A new Moody’s report analyzed that the most recent round of tariffs mostly excludes apparel and footwear, but does include certain apparel accessories such as handbags and leather gloves, textiles and yarns, leathers and cotton.
The report stated that, large, rated apparel manufacturers derive more than half of their revenue from the US; therefore, these additional tariffs, if imposed, would be credit negative for the US apparel and footwear sector because of the higher cost of goods sold for the US divisions of companies that import goods from China.

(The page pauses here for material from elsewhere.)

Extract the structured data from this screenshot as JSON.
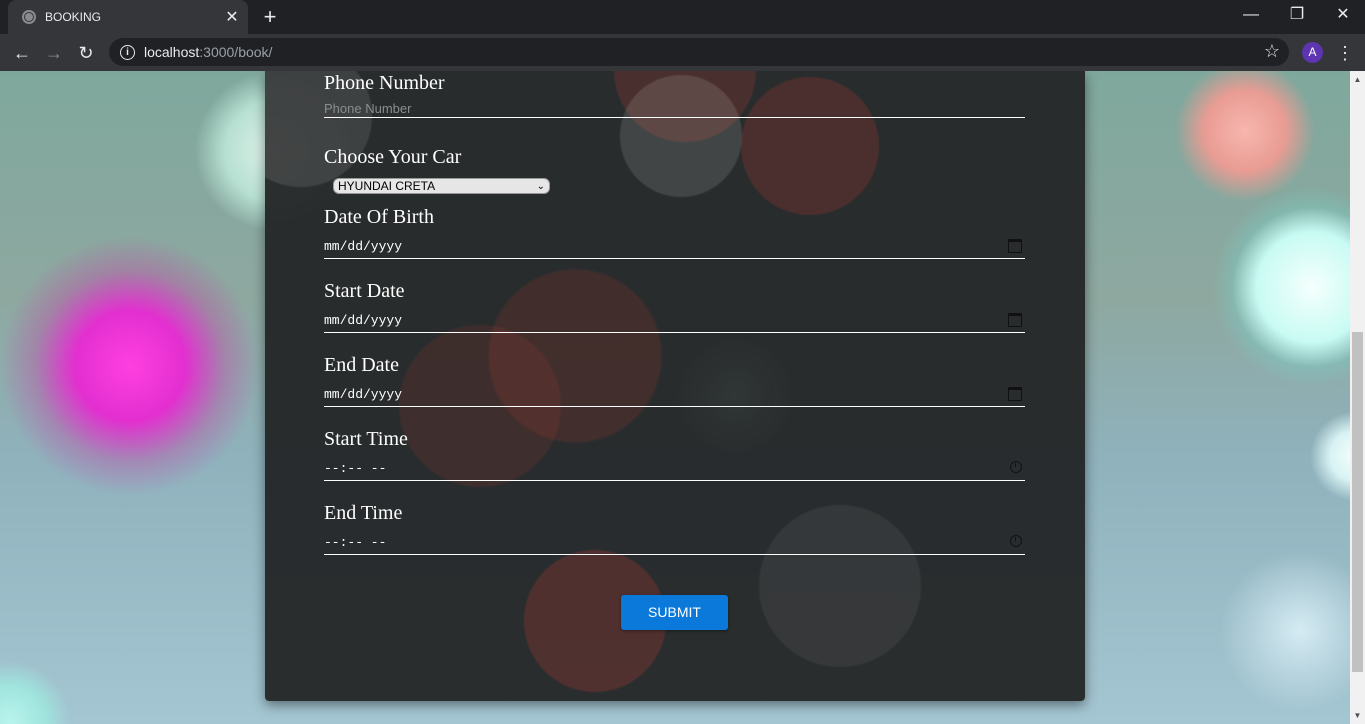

The report noted that the impact of the new tariffs will vary company to company and the effect will depend on how much they source products from China, the degree they can diversify away from China, their pricing flexibility and how they adjust product designs or cut costs elsewhere in their businesses.
For example, it noted that G-III Apparel Group generated around 88 percent of its 2017 revenue in the U.S and purchased around 65 percent of its 2017 inventory from China. Other companies that could be set to take a hit include footwear companies Caleres Inc., Payless Inc. and Wolverine World Wide. On the other hand, Levi Strauss & Co. and V.F. Corpare well positioned from a diversity standpoint, with less than 20 percent of their products sourced from China.
The report said that, “Most companies will look to pass along at least some of the additional cost to consumers, including on premium products where there is less price sensitivity.”
“Larger companies with stronger margins and balance sheets, such as Wolverine and PVH Corp. could decide to absorb higher costs in an effort to gain market share. In addition, some firms will try to save on costs by adjusting product designs to achieve a cost or product pricing level or could cut costs within their organizations,” the report added.